Nesse mesmo relatório, a missão documentou a participação das Faes em detenções arbitrárias de pessoas contrárias ao governo, algumas das quais foram submetidas a atos de tortura ou maus-tratos pelos serviços de inteligência do Estado.

Em sua atualização em março, a Missão constatou que, apesar da suposta dissolução da Faes em 2022, há indícios de continuidade entre essa força de segurança e a nova Diretoria de Ações Estratégicas e Táticas (Daet) da PNB, criada em julho de 2022. A DAET, segundo os inspetores, tem funções semelhantes e usa o mesmo modus operandi que a Faes. "Preocupantemente, sua cadeia de comando também inclui oficiais das Faes e de outras forças de segurança que foram identificados no relatório de 2020 da Missão como envolvidos em graves violações de direitos humanos e, em alguns casos, em crimes contra a humanidade", disse.

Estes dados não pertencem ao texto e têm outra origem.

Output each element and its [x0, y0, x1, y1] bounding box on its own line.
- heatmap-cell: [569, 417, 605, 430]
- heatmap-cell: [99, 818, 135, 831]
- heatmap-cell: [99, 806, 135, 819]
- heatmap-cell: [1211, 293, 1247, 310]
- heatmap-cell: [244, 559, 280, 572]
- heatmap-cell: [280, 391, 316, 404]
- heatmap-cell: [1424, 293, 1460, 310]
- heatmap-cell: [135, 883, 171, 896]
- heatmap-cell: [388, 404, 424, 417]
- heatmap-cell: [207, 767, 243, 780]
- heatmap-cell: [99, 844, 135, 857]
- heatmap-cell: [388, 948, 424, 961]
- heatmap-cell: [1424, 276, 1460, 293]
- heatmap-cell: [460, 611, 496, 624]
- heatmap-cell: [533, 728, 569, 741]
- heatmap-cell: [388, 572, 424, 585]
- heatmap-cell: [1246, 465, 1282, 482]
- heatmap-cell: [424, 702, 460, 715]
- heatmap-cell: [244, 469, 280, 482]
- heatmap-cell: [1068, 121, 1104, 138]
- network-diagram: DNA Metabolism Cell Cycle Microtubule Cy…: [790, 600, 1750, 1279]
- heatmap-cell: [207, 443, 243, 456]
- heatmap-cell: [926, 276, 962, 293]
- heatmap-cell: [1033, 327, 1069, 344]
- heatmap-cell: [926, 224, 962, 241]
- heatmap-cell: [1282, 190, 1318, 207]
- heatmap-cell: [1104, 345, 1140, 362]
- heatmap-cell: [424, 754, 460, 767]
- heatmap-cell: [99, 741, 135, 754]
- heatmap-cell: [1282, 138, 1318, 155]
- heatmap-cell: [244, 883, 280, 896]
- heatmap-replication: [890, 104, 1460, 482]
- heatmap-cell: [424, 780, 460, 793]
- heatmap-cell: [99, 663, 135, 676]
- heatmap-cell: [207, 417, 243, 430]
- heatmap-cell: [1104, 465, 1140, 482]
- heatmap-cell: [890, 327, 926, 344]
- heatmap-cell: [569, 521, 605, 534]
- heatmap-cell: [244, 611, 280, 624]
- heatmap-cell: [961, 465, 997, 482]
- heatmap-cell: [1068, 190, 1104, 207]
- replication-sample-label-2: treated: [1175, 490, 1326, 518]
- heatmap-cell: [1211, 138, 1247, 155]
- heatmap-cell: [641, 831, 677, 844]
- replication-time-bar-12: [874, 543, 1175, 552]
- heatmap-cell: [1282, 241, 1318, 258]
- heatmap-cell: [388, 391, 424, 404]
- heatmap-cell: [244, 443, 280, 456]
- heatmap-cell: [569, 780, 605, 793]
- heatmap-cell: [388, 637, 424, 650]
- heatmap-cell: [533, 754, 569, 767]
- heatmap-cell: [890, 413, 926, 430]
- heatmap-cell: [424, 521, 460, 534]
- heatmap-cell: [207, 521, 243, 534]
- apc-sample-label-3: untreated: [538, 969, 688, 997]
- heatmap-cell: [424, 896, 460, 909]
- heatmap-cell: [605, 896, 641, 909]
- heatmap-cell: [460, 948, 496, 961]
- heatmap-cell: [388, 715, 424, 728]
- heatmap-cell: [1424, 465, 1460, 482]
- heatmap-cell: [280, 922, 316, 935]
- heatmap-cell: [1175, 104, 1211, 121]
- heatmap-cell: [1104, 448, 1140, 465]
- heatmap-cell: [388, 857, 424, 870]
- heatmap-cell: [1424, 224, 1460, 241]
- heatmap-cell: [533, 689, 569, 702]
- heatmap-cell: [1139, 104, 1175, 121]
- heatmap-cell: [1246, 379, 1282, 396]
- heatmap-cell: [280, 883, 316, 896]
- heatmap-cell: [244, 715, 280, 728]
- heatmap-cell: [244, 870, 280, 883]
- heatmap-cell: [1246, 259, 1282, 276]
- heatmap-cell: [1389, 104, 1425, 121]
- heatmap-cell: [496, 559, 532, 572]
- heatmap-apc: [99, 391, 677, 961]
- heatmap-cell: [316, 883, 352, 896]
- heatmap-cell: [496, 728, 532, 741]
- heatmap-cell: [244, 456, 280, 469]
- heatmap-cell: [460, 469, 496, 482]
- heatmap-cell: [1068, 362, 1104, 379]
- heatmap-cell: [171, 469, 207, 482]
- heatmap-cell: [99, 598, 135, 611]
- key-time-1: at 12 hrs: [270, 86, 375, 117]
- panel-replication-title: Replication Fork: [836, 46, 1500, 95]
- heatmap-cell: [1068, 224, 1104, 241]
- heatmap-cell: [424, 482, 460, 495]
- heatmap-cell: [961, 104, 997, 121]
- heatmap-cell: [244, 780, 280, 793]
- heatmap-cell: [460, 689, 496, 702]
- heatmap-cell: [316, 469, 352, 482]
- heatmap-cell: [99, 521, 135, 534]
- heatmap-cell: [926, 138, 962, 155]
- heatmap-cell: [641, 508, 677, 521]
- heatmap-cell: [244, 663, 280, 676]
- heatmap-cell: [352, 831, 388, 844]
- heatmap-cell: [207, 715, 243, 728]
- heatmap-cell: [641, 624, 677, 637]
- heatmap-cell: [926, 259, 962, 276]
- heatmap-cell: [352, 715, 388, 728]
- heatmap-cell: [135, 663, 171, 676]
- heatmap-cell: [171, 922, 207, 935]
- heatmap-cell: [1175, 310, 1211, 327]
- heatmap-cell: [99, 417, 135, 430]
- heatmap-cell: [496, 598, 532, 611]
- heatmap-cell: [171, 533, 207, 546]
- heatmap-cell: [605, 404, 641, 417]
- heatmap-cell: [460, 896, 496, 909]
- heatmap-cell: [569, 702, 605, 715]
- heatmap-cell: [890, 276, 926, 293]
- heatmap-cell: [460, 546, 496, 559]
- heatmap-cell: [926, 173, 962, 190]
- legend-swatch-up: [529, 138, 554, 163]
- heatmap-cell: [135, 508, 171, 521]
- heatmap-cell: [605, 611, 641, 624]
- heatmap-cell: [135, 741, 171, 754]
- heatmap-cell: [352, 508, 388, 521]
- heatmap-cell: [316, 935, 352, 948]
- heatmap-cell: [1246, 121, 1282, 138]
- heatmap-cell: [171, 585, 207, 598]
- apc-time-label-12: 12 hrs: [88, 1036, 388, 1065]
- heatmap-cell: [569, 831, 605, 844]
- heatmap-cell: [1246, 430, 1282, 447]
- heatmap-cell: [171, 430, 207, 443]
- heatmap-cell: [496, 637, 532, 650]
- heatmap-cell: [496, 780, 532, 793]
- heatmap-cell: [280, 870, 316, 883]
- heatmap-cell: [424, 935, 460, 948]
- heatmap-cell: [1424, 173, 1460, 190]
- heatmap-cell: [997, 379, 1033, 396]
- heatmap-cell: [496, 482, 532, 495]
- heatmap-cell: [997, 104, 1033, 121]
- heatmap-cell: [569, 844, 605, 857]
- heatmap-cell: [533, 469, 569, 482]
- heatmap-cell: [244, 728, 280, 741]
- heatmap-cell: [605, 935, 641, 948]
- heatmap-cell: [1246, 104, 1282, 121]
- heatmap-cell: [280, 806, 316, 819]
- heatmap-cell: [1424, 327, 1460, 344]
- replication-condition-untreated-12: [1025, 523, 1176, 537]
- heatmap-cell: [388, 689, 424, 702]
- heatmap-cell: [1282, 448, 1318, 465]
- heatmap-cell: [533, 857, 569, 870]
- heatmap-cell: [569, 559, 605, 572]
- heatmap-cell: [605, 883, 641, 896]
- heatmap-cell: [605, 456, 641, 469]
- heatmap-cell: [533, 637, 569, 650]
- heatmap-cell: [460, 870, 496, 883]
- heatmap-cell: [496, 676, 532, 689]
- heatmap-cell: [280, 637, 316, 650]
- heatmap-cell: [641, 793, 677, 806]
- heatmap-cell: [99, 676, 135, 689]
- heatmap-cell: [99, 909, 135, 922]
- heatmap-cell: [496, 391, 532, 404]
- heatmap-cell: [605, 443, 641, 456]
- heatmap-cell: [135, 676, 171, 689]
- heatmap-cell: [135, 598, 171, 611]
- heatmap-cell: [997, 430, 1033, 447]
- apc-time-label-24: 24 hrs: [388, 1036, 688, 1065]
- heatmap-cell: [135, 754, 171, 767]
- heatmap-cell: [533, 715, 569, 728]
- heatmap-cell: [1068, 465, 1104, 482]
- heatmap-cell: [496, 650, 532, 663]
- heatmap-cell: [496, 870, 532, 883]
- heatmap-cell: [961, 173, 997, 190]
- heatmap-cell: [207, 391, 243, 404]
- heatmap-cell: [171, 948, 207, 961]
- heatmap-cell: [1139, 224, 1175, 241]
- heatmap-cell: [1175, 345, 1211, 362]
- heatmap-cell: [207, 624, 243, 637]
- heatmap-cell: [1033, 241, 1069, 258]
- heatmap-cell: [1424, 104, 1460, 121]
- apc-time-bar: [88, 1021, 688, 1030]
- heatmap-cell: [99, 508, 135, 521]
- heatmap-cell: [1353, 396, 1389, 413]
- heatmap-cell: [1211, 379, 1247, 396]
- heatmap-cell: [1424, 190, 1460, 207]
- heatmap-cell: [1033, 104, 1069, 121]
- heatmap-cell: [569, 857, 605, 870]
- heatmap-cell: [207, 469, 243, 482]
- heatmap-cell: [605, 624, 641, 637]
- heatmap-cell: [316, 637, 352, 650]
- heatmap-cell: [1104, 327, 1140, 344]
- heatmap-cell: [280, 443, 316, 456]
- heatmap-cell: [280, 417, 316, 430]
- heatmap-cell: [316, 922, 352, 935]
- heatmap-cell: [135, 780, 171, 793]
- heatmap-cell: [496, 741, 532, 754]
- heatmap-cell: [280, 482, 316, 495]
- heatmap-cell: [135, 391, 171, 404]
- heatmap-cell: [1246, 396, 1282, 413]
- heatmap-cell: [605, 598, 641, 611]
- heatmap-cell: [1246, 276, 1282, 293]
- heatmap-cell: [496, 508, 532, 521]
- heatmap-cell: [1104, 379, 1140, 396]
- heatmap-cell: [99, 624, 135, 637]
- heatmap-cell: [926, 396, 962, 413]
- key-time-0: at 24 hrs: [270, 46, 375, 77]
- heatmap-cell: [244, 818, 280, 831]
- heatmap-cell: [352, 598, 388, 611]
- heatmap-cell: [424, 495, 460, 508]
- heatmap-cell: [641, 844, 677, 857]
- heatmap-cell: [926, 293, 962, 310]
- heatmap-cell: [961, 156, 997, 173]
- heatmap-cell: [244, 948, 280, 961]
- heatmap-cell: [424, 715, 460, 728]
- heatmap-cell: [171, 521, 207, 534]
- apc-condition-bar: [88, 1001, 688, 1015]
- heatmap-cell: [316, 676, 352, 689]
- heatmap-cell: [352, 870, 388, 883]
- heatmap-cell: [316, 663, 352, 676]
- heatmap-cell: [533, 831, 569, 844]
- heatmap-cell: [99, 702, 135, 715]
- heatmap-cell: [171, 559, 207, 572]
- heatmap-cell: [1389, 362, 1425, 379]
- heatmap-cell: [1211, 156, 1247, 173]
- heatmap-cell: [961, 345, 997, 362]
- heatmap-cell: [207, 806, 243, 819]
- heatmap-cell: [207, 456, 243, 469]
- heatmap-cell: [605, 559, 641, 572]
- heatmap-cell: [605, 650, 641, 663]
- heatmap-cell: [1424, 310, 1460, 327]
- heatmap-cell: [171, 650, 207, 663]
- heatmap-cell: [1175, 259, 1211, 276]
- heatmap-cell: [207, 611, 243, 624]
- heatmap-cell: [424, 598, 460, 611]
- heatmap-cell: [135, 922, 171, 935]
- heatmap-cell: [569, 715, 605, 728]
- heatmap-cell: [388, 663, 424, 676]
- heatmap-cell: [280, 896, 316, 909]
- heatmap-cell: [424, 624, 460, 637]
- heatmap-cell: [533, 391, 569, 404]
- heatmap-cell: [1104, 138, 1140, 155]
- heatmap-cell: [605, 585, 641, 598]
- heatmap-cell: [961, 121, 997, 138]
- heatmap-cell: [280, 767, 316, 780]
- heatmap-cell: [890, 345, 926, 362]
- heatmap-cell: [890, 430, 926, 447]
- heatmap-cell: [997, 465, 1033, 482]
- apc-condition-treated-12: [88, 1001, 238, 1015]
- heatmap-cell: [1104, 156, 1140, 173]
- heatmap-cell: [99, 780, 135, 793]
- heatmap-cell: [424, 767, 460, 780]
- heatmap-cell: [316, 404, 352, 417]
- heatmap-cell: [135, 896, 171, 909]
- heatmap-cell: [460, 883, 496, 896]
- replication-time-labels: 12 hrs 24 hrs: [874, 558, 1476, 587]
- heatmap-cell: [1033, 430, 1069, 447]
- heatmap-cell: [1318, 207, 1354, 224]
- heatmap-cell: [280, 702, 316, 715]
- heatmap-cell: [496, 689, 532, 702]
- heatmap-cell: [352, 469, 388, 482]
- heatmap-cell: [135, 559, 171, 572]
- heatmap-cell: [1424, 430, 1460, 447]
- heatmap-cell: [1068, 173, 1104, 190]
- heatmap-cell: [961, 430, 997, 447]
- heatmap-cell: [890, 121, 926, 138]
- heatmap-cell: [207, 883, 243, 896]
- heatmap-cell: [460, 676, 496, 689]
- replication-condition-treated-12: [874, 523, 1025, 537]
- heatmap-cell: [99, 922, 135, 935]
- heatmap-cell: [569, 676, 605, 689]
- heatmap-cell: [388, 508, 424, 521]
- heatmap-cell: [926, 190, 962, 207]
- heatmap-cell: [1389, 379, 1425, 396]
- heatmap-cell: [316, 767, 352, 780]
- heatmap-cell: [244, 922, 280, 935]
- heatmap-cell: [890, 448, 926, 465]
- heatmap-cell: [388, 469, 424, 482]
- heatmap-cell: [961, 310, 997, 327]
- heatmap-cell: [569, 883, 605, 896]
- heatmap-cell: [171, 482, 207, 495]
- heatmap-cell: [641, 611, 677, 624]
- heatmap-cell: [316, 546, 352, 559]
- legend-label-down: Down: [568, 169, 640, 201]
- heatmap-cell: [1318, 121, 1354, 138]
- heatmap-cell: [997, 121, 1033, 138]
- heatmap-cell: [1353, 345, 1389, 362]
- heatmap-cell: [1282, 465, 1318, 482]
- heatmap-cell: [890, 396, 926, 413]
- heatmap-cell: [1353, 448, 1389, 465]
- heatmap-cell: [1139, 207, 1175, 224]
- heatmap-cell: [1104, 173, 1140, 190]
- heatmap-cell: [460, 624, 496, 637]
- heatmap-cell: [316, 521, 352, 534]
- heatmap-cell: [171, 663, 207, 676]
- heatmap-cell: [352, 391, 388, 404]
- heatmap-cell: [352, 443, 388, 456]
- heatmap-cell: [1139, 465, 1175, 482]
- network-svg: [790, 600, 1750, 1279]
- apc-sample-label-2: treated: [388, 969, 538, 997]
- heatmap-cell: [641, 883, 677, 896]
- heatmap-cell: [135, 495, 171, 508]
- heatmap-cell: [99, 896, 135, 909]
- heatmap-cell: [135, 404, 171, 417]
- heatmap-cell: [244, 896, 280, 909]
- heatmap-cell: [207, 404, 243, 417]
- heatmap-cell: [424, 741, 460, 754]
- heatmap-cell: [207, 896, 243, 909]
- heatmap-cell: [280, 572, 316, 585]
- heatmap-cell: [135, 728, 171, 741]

"A transformação da Faes em Daet é uma mera mudança de nome que demonstra a persistente impunidade e a continuação de graves violações de direitos humanos", disse Marta Valiñas. "É imperativo monitorar as ações da Daet para garantir que ela não aja em violação das obrigações internacionais do Estado venezuelano com relação à proteção e ao respeito aos direitos humanos."